Joseph Story, Book III, Pages 746-7, Paragraphs 1889-90
"§ 1889. The next amendment is: "A well regulated militia being necessary to the security of a free state, the right of the people to keep and bear arms shall not be infringed."
§ 1890. The importance of this article will scarcely be doubted by any persons, who have duly reflected upon the subject. The militia is the natural defence of a free country against sudden foreign invasions, domestic insurrections, and domestic usurpations of power by rulers. It is against sound policy for a free people to keep up large military establishments and standing armies in time of peace, both from the enormous expenses, with which they are attended, and the facile means, which they afford to ambitious and unprincipled rulers, to subvert the government, or trample upon the rights of the people. The right of the citizens to keep and bear arms has justly been considered, as the palladium of the liberties of a republic; since it offers a strong moral check against the usurpation and arbitrary power of rulers; and will generally, even if these are successful in the first instance, enable the people to resist and triumph over them.2 And yet, though this truth would seem so clear, and the importance of a well regulated militia would seem so undeniable, it cannot be disguised, that among the American people there is a growing indifference to any system of militia discipline, and a strong disposition, from a sense of its burthens, to be rid of all regulations. How it is practicable to keep the people duly armed without some organization, it is difficult to see. There is certainly no small danger, that indifference may lead to disgust, and disgust to contempt; and thus gradually undermine all the protection intended by this clause of our national bill of rights.1"

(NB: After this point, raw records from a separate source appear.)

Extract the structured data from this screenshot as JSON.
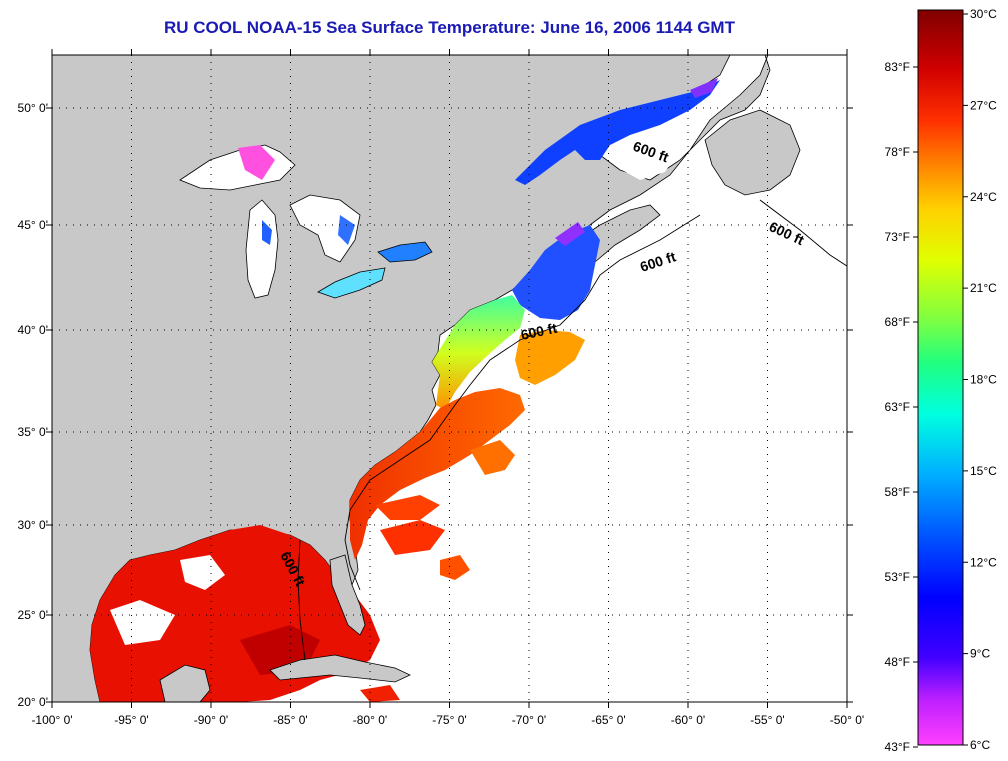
{
  "title": "RU COOL  NOAA-15  Sea Surface Temperature:  June 16, 2006 1144 GMT",
  "map": {
    "lon_ticks": [
      "-100° 0'",
      "-95° 0'",
      "-90° 0'",
      "-85° 0'",
      "-80° 0'",
      "-75° 0'",
      "-70° 0'",
      "-65° 0'",
      "-60° 0'",
      "-55° 0'",
      "-50° 0'"
    ],
    "lat_ticks": [
      "50° 0'",
      "45° 0'",
      "40° 0'",
      "35° 0'",
      "30° 0'",
      "25° 0'",
      "20° 0'"
    ],
    "contour_label": "600 ft",
    "contour_label_count": 5,
    "colors": {
      "land": "#c8c8c8",
      "ocean_nodata": "#ffffff",
      "title": "#1a1ab4"
    }
  },
  "colorbar": {
    "fahrenheit": [
      "83°F",
      "78°F",
      "73°F",
      "68°F",
      "63°F",
      "58°F",
      "53°F",
      "48°F",
      "43°F"
    ],
    "celsius": [
      "30°C",
      "27°C",
      "24°C",
      "21°C",
      "18°C",
      "15°C",
      "12°C",
      "9°C",
      "6°C"
    ],
    "range_c": [
      6,
      30
    ],
    "gradient_colors": [
      "#ff40ff",
      "#8000ff",
      "#0000ff",
      "#0060ff",
      "#00c0ff",
      "#00ffc0",
      "#40ff40",
      "#c0ff00",
      "#ffff00",
      "#ffc000",
      "#ff8000",
      "#ff2000",
      "#e00000",
      "#a00000",
      "#800000"
    ]
  }
}
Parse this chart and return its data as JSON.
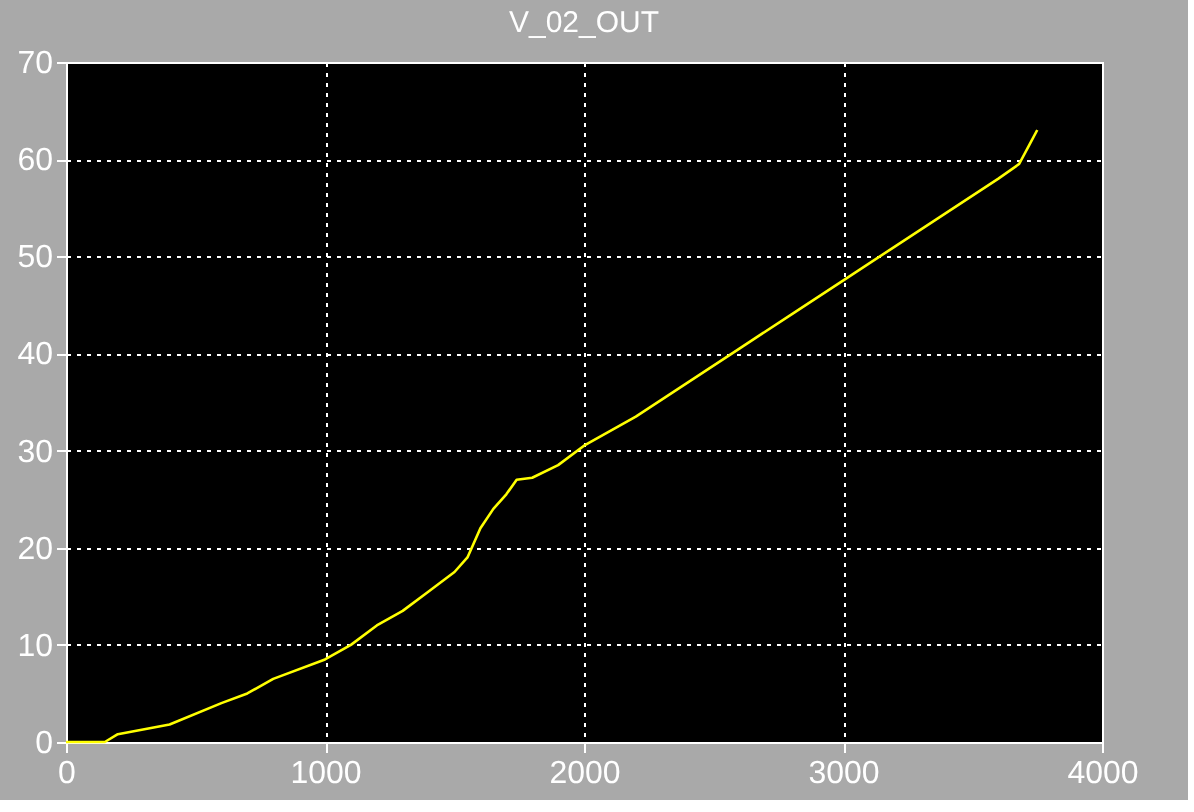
{
  "chart_data": {
    "type": "line",
    "title": "V_02_OUT",
    "x": [
      0,
      150,
      200,
      400,
      600,
      700,
      800,
      1000,
      1100,
      1200,
      1300,
      1400,
      1500,
      1550,
      1600,
      1650,
      1700,
      1740,
      1800,
      1900,
      2000,
      2200,
      2400,
      2600,
      2800,
      3000,
      3200,
      3400,
      3600,
      3680,
      3720,
      3750
    ],
    "series": [
      {
        "color": "#ffff00",
        "values": [
          0,
          0,
          0.8,
          1.8,
          4,
          5,
          6.5,
          8.5,
          10,
          12,
          13.5,
          15.5,
          17.5,
          19,
          22,
          24,
          25.5,
          27,
          27.2,
          28.5,
          30.5,
          33.5,
          37,
          40.5,
          44,
          47.5,
          51,
          54.5,
          58,
          59.5,
          61.5,
          63
        ]
      }
    ],
    "xlim": [
      0,
      4000
    ],
    "xticks": [
      0,
      1000,
      2000,
      3000,
      4000
    ],
    "ylim": [
      0,
      70
    ],
    "yticks": [
      0,
      10,
      20,
      30,
      40,
      50,
      60,
      70
    ],
    "grid": true,
    "line_style": "solid",
    "marker": "none"
  }
}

What does any of this have to do with millitary assault weapons in the hands of regular citizens? If you go to the Southern Poverty Law site, you will see how home grown mallita terrorist groups that have these weapons, as well as C-4 plastic explossives, have had their destructive plans stoped by the F.B.I. from killing literally thousands of fellow citizens. Most owners of assault weapons are part of these groups, and their intension is to take over the Govt. when the great race war starts! In other words, they are dellusional, dangerious people. I am a gun owner, and have collected all of these weapons over the years,ie. thompsons, ar-15 ect. I do not need them to protect my home, and family! I think that a Glock, 22 rifle, shotgun and a 22 mag. are all I will ever need for that purpoise. I say get rid of the assault weapons. Former combat vet.
This is an outstanding piece of work, Dave. I salute you for it.
As a frequent albeit variably effective defender of the second amendment over dinner conversations, etc. I have always wanted to dig into the hisorical records and do just such an analysis. Your approach and your analysis are exactly right. It makes perfect sense.